If someone without a Will passes away in Massachusetts, the law states how their property is distributed. When that person is married, but has no children, many people think that all property would pass to their spouse. But that’s not actually what the law says.
Let’s say for example we have a couple named Carrie and John. They own a home together and John owns a home in his own name, worth $500,000 that he rents out. They each have a separate bank account (John’s has $100,000 in it and Carrie’s has $40,000 since she likes to spend money on shoes) and then a joint account that they share. They are each named as beneficiary on the other’s life insurance policies. Their parents are all living.
Then John passes away. What happens to his stuff?

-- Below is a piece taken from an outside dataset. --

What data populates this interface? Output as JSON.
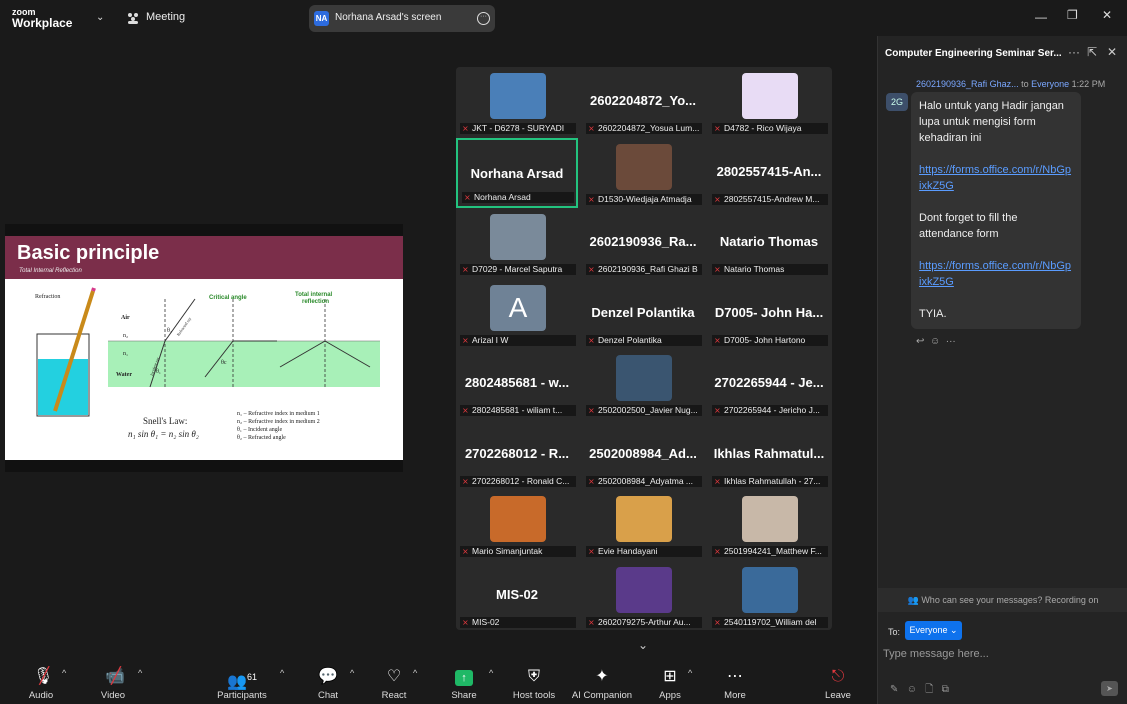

- The property that he holds jointly with Carrie – the joint account and the primary residence – pass to Carrie.
- The accounts that list Carrie as the beneficiary go to Carrie.
- The home he owns in his own name and the bank account in his sole name totaling $600,000? The law says that Carrie is entitled to the first $200,000 of that and 3/4 of the balance ($300,000) and then John’s parents are entitled to the other quarter ($100,000.)
Not only could this deprive Carrie of money that she needs to live on, but if John’s parents have done their own estate plan to minimize taxes or are in a nursing home on MassHealth this unintentional inheritance could interfere with their plans.
Take some time this weekend to review how your property is held and see if it matches your goals and the goals of those who might inadvertently inherit from you.